The New York and Boston Railroad, introduced in 1845, runs through the low-lying valley in the center of the map, between Fisher Hill and Aspinwall Hill. 

That, today, is the route of the D branch of the Green Line.

Beacon Street, laid out as a narrow, unpaved country lane in the 1850s, is to the north.

A few streets have been laid out across Fisher Hill, though houses are still largely confined to the lower slopes and would remain so for another 30 years.


By 1874, when the view below (part of a larger map) was produced, Brookline was in the process of building its own reservoir on Fisher Hill to serve the town. 


A natural pond, shown in the circle in the center of this view, had been converted into an earthen basin to hold water that could flow through pipes from the high elevation of Fisher Hill to other parts of the town.


The water came from the Charles River, at the Dedham/West Roxbury border, four miles away.

“The Town of Brookline,” reported the Boston Globe, “is now actively engaged in laying down pipes, constructing reservoirs, and setting up the machinery for a supply of water from Charles River.” 

“The water is to be raised to an elevated point near the river….whence it will flow by its own gravity to the summit of Fisher's Hill…. 240 feet above tidewater.”

“From this point it is distributed through service pipes to the consumers.”

The pumping station in West Roxbury, shown below, was built on land owned by the Town of Brookline. It sent the Charles River water through through pipes up to Fisher Hill.

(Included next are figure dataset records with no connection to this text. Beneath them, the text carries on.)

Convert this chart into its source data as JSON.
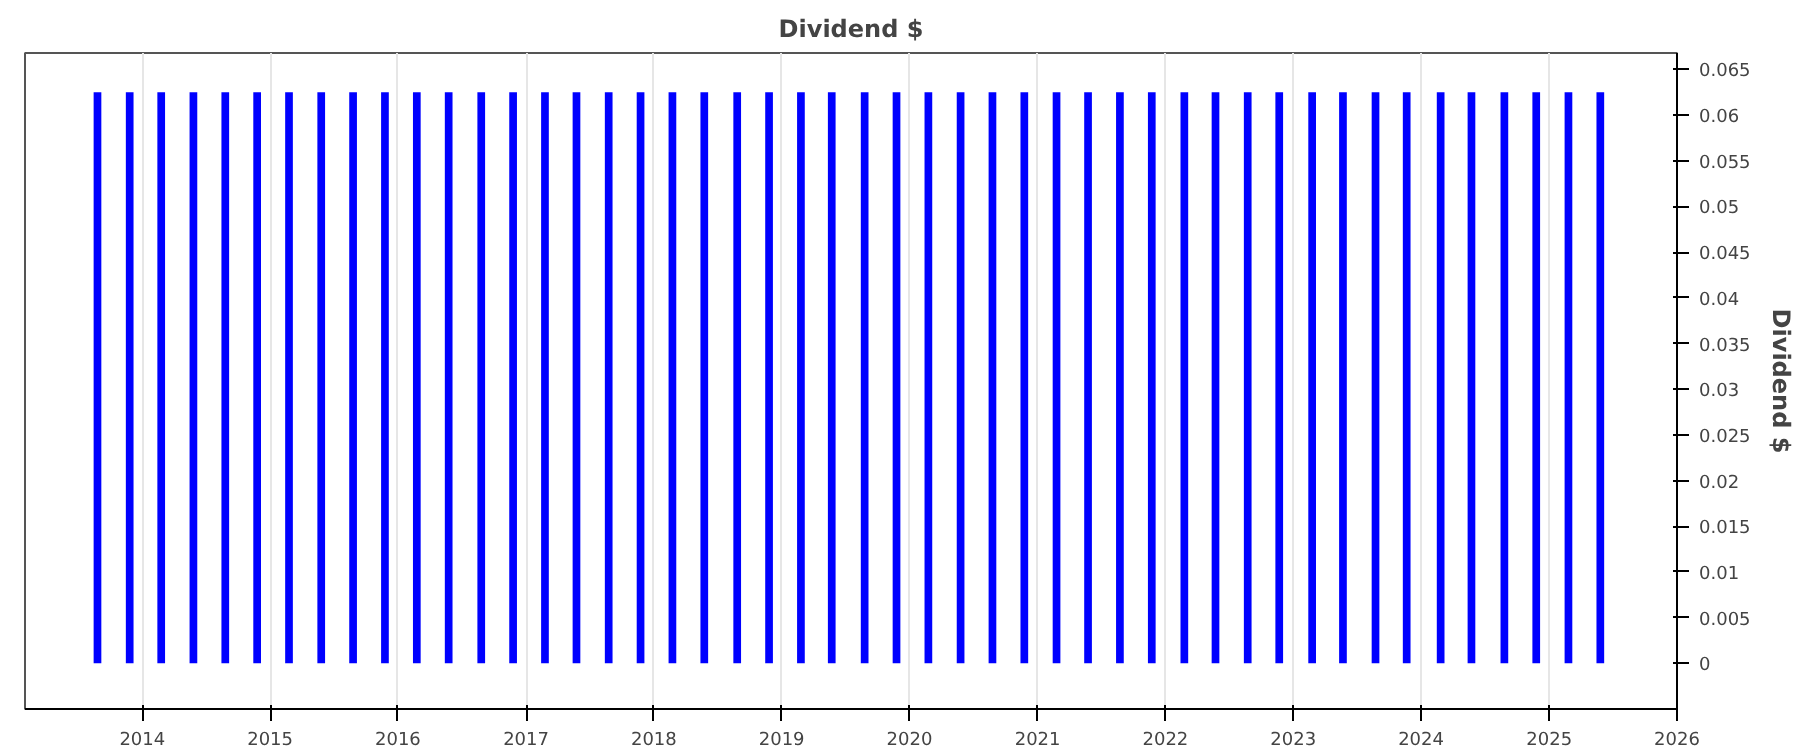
{
  "chart_data": {
    "type": "bar",
    "title": "Dividend $",
    "ylabel": "Dividend $",
    "x": [
      "2013-08-26",
      "2013-11-26",
      "2014-02-24",
      "2014-05-27",
      "2014-08-26",
      "2014-11-25",
      "2015-02-24",
      "2015-05-27",
      "2015-08-26",
      "2015-11-25",
      "2016-02-24",
      "2016-05-25",
      "2016-08-26",
      "2016-11-25",
      "2017-02-24",
      "2017-05-25",
      "2017-08-25",
      "2017-11-24",
      "2018-02-23",
      "2018-05-25",
      "2018-08-27",
      "2018-11-26",
      "2019-02-25",
      "2019-05-24",
      "2019-08-26",
      "2019-11-25",
      "2020-02-24",
      "2020-05-26",
      "2020-08-25",
      "2020-11-24",
      "2021-02-24",
      "2021-05-25",
      "2021-08-24",
      "2021-11-23",
      "2022-02-24",
      "2022-05-24",
      "2022-08-24",
      "2022-11-22",
      "2023-02-24",
      "2023-05-23",
      "2023-08-24",
      "2023-11-21",
      "2024-02-26",
      "2024-05-24",
      "2024-08-26",
      "2024-11-25",
      "2025-02-25",
      "2025-05-27"
    ],
    "values": [
      0.0625,
      0.0625,
      0.0625,
      0.0625,
      0.0625,
      0.0625,
      0.0625,
      0.0625,
      0.0625,
      0.0625,
      0.0625,
      0.0625,
      0.0625,
      0.0625,
      0.0625,
      0.0625,
      0.0625,
      0.0625,
      0.0625,
      0.0625,
      0.0625,
      0.0625,
      0.0625,
      0.0625,
      0.0625,
      0.0625,
      0.0625,
      0.0625,
      0.0625,
      0.0625,
      0.0625,
      0.0625,
      0.0625,
      0.0625,
      0.0625,
      0.0625,
      0.0625,
      0.0625,
      0.0625,
      0.0625,
      0.0625,
      0.0625,
      0.0625,
      0.0625,
      0.0625,
      0.0625,
      0.0625,
      0.0625
    ],
    "color": "#0000ff",
    "xlim": [
      "2013-01-31",
      "2026-01-01"
    ],
    "xticks": [
      "2014",
      "2015",
      "2016",
      "2017",
      "2018",
      "2019",
      "2020",
      "2021",
      "2022",
      "2023",
      "2024",
      "2025",
      "2026"
    ],
    "ylim": [
      -0.005,
      0.0668
    ],
    "yticks": [
      0,
      0.005,
      0.01,
      0.015,
      0.02,
      0.025,
      0.03,
      0.035,
      0.04,
      0.045,
      0.05,
      0.055,
      0.06,
      0.065
    ],
    "grid": "x"
  }
}
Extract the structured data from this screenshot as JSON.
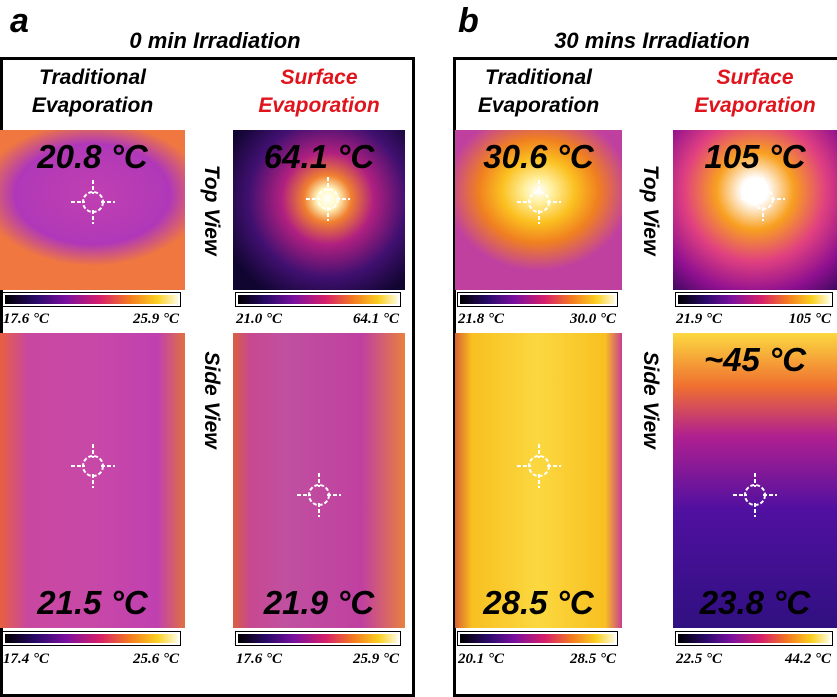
{
  "panels": [
    {
      "letter": "a",
      "title": "0 min Irradiation",
      "columns": [
        "Traditional Evaporation",
        "Surface Evaporation"
      ],
      "views": [
        "Top View",
        "Side View"
      ],
      "images": [
        [
          {
            "temps": [
              "20.8 °C"
            ],
            "min": "17.6 °C",
            "max": "25.9 °C"
          },
          {
            "temps": [
              "64.1 °C"
            ],
            "min": "21.0 °C",
            "max": "64.1 °C"
          }
        ],
        [
          {
            "temps": [
              "21.5 °C"
            ],
            "min": "17.4 °C",
            "max": "25.6 °C"
          },
          {
            "temps": [
              "21.9 °C"
            ],
            "min": "17.6 °C",
            "max": "25.9 °C"
          }
        ]
      ]
    },
    {
      "letter": "b",
      "title": "30 mins Irradiation",
      "columns": [
        "Traditional Evaporation",
        "Surface Evaporation"
      ],
      "views": [
        "Top View",
        "Side View"
      ],
      "images": [
        [
          {
            "temps": [
              "30.6 °C"
            ],
            "min": "21.8 °C",
            "max": "30.0 °C"
          },
          {
            "temps": [
              "105 °C"
            ],
            "min": "21.9 °C",
            "max": "105 °C"
          }
        ],
        [
          {
            "temps": [
              "28.5 °C"
            ],
            "min": "20.1 °C",
            "max": "28.5 °C"
          },
          {
            "temps": [
              "~45 °C",
              "23.8 °C"
            ],
            "min": "22.5 °C",
            "max": "44.2 °C"
          }
        ]
      ]
    }
  ]
}
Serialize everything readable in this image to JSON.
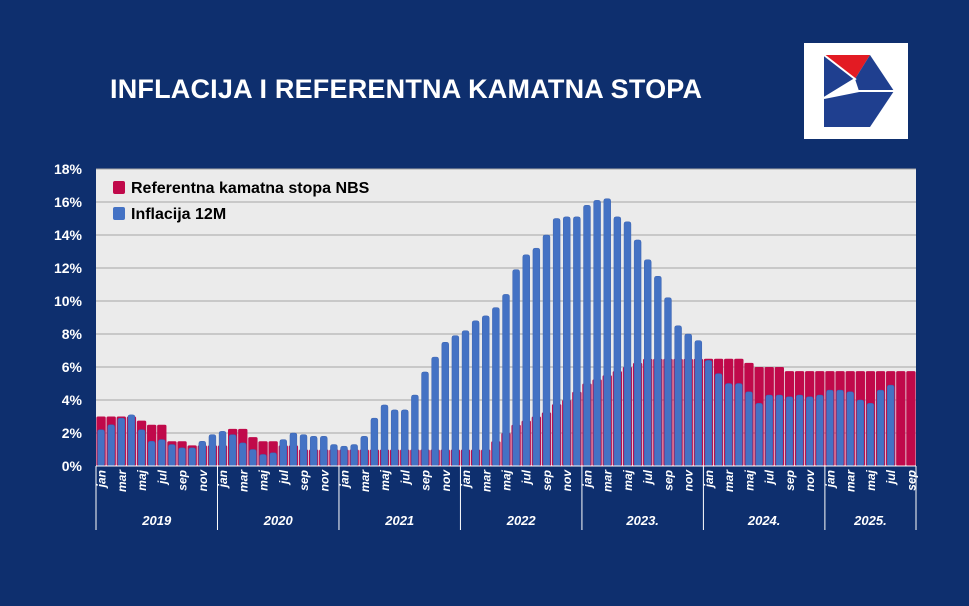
{
  "title": "INFLACIJA I REFERENTNA KAMATNA STOPA",
  "colors": {
    "background": "#0e2f6e",
    "plot_area": "#ebebeb",
    "policy_rate": "#c0094a",
    "inflation": "#4472c4",
    "inflation_edge": "#3a62b0",
    "logo_red": "#e31b23",
    "logo_blue": "#1f3f8f"
  },
  "icons": {
    "logo": "nbs-logo-icon"
  },
  "chart_data": {
    "type": "bar",
    "title": "INFLACIJA I REFERENTNA KAMATNA STOPA",
    "xlabel": "",
    "ylabel": "",
    "ylim": [
      0,
      18
    ],
    "yticks": [
      "0%",
      "2%",
      "4%",
      "6%",
      "8%",
      "10%",
      "12%",
      "14%",
      "16%",
      "18%"
    ],
    "grid": true,
    "legend_position": "top-left",
    "years": [
      {
        "label": "2019",
        "months": 12
      },
      {
        "label": "2020",
        "months": 12
      },
      {
        "label": "2021",
        "months": 12
      },
      {
        "label": "2022",
        "months": 12
      },
      {
        "label": "2023.",
        "months": 12
      },
      {
        "label": "2024.",
        "months": 12
      },
      {
        "label": "2025.",
        "months": 9
      }
    ],
    "month_labels": [
      "jan",
      "",
      "mar",
      "",
      "maj",
      "",
      "jul",
      "",
      "sep",
      "",
      "nov",
      ""
    ],
    "series": [
      {
        "name": "Referentna kamatna stopa NBS",
        "kind": "policy_rate",
        "values": [
          3.0,
          3.0,
          3.0,
          3.0,
          2.75,
          2.5,
          2.5,
          1.5,
          1.5,
          1.25,
          1.25,
          1.25,
          1.25,
          2.25,
          2.25,
          1.75,
          1.5,
          1.5,
          1.25,
          1.25,
          1.0,
          1.0,
          1.0,
          1.0,
          1.0,
          1.0,
          1.0,
          1.0,
          1.0,
          1.0,
          1.0,
          1.0,
          1.0,
          1.0,
          1.0,
          1.0,
          1.0,
          1.0,
          1.0,
          1.5,
          2.0,
          2.5,
          2.75,
          3.0,
          3.25,
          3.75,
          4.0,
          4.5,
          5.0,
          5.25,
          5.5,
          5.75,
          6.0,
          6.25,
          6.5,
          6.5,
          6.5,
          6.5,
          6.5,
          6.5,
          6.5,
          6.5,
          6.5,
          6.5,
          6.25,
          6.0,
          6.0,
          6.0,
          5.75,
          5.75,
          5.75,
          5.75,
          5.75,
          5.75,
          5.75,
          5.75,
          5.75,
          5.75,
          5.75,
          5.75,
          5.75
        ]
      },
      {
        "name": "Inflacija 12M",
        "kind": "inflation",
        "values": [
          2.2,
          2.5,
          2.9,
          3.1,
          2.2,
          1.5,
          1.6,
          1.3,
          1.1,
          1.1,
          1.5,
          1.9,
          2.1,
          1.9,
          1.4,
          1.0,
          0.7,
          0.8,
          1.6,
          2.0,
          1.9,
          1.8,
          1.8,
          1.3,
          1.2,
          1.3,
          1.8,
          2.9,
          3.7,
          3.4,
          3.4,
          4.3,
          5.7,
          6.6,
          7.5,
          7.9,
          8.2,
          8.8,
          9.1,
          9.6,
          10.4,
          11.9,
          12.8,
          13.2,
          14.0,
          15.0,
          15.1,
          15.1,
          15.8,
          16.1,
          16.2,
          15.1,
          14.8,
          13.7,
          12.5,
          11.5,
          10.2,
          8.5,
          8.0,
          7.6,
          6.4,
          5.6,
          5.0,
          5.0,
          4.5,
          3.8,
          4.3,
          4.3,
          4.2,
          4.3,
          4.2,
          4.3,
          4.6,
          4.6,
          4.5,
          4.0,
          3.8,
          4.6,
          4.9,
          null,
          null
        ]
      }
    ]
  }
}
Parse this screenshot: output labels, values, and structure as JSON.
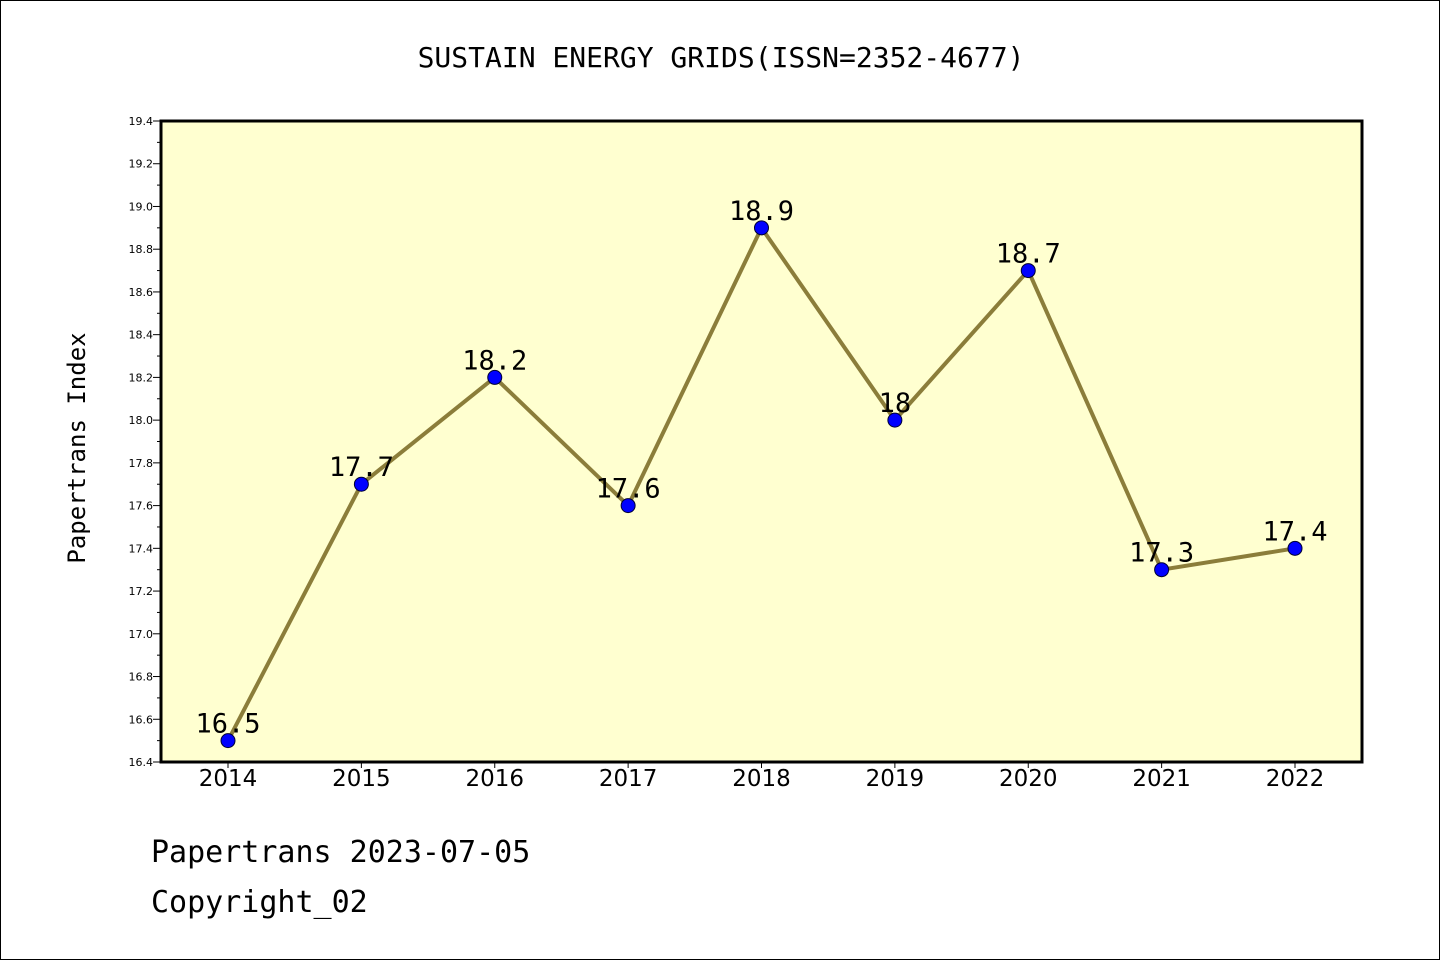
{
  "chart_data": {
    "type": "line",
    "title": "SUSTAIN ENERGY GRIDS(ISSN=2352-4677)",
    "xlabel": "",
    "ylabel": "Papertrans Index",
    "categories": [
      "2014",
      "2015",
      "2016",
      "2017",
      "2018",
      "2019",
      "2020",
      "2021",
      "2022"
    ],
    "values": [
      16.5,
      17.7,
      18.2,
      17.6,
      18.9,
      18.0,
      18.7,
      17.3,
      17.4
    ],
    "data_labels": [
      "16.5",
      "17.7",
      "18.2",
      "17.6",
      "18.9",
      "18",
      "18.7",
      "17.3",
      "17.4"
    ],
    "ylim": [
      16.4,
      19.4
    ],
    "yticks": [
      "16.4",
      "16.6",
      "16.8",
      "17.0",
      "17.2",
      "17.4",
      "17.6",
      "17.8",
      "18.0",
      "18.2",
      "18.4",
      "18.6",
      "18.8",
      "19.0",
      "19.2",
      "19.4"
    ],
    "grid": false,
    "legend": "none",
    "colors": {
      "line": "#8B7D3A",
      "marker": "#0000FF",
      "plot_background": "#FFFFD0"
    }
  },
  "footer": {
    "line1": "Papertrans 2023-07-05",
    "line2": "Copyright_02"
  }
}
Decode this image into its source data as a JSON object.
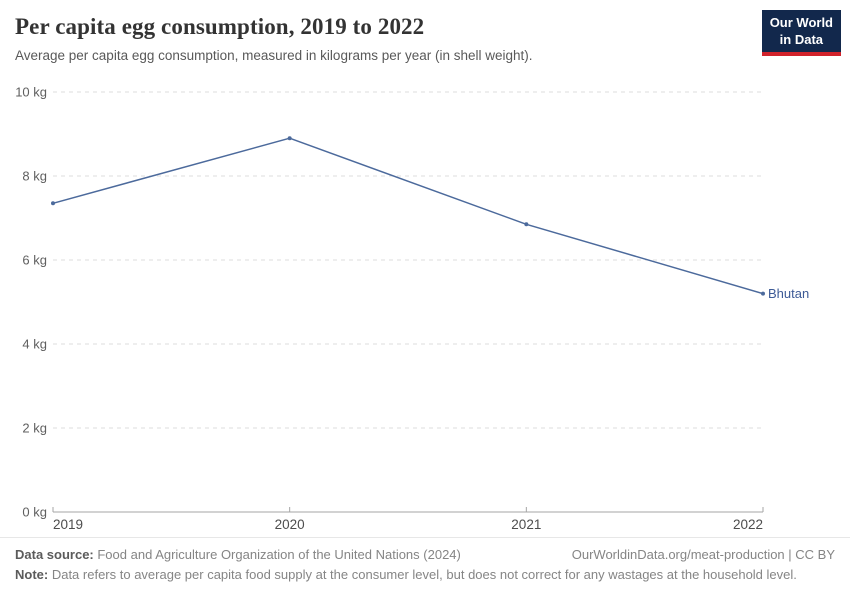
{
  "header": {
    "title": "Per capita egg consumption, 2019 to 2022",
    "subtitle": "Average per capita egg consumption, measured in kilograms per year (in shell weight)."
  },
  "logo": {
    "line1": "Our World",
    "line2": "in Data",
    "bg_color": "#12284c",
    "accent_color": "#d1222b"
  },
  "chart_data": {
    "type": "line",
    "title": "Per capita egg consumption, 2019 to 2022",
    "x": [
      2019,
      2020,
      2021,
      2022
    ],
    "xtick_labels": [
      "2019",
      "2020",
      "2021",
      "2022"
    ],
    "series": [
      {
        "name": "Bhutan",
        "values": [
          7.35,
          8.9,
          6.85,
          5.2
        ]
      }
    ],
    "unit": "kg",
    "ylim": [
      0,
      10
    ],
    "yticks": [
      0,
      2,
      4,
      6,
      8,
      10
    ],
    "ytick_labels": [
      "0 kg",
      "2 kg",
      "4 kg",
      "6 kg",
      "8 kg",
      "10 kg"
    ],
    "xlabel": "",
    "ylabel": "",
    "grid": "horizontal-dashed",
    "legend_position": "end-of-line-label",
    "line_color": "#4C6A9C",
    "entity_label_color": "#3d5a96",
    "grid_color": "#dddddd",
    "axis_color": "#a5a5a5",
    "ytick_label_color": "#5f5f5f",
    "xtick_label_color": "#4d4d4d"
  },
  "footer": {
    "source_label": "Data source:",
    "source_text": " Food and Agriculture Organization of the United Nations (2024)",
    "link_text": "OurWorldinData.org/meat-production | CC BY",
    "note_label": "Note:",
    "note_text": " Data refers to average per capita food supply at the consumer level, but does not correct for any wastages at the household level."
  }
}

In 1888, the City of Boston built the Fisher Hill Reservoir, across Fisher Avenue from Brookline’s reservoir, as part of Boston’s own water supply




In 1893, Brookline added a second, smaller, covered reservoir to its own water system. It is under the dashed lines, marked “Brookline Water Works," between Fisher Avenue and the town’s older, open reservoir, on the map below.


The trade journal The Engineering Record presented sketches of the unusual covered reservoir. 

But to really get a sense what that looked like, here are underground photos from a few years ago, before a new development was built on the site of the long-unused covered reservoir.
 

By the time of the 1907 map below, the older, open reservoir of the Brookline Water Works had also been covered.
A brick house, owned by Josephine and Frederick Gay, had been built just north of the reservoirs.


This aerial view below, from 2025, shows new housing, outlined in pink, in the area once occupied by the Brookline reservoirs.


Fisher Hill Reservoir Park occupies the space of the former Boston reservoir.

The former Josephine and Frederick Gay house is now Mitton House, named for a later owner and now part of a new senior housing complex called The Newbury at Brookline.

The following views show some of the varied landscapes of today’s Fisher Hill Reservoir Park, opened in 2016…


...while some of the brickwork from the old town reservoir can be seen in the lawn of a new, town-built mixed-income housing development....


...along with an historical marker telling the history of the site.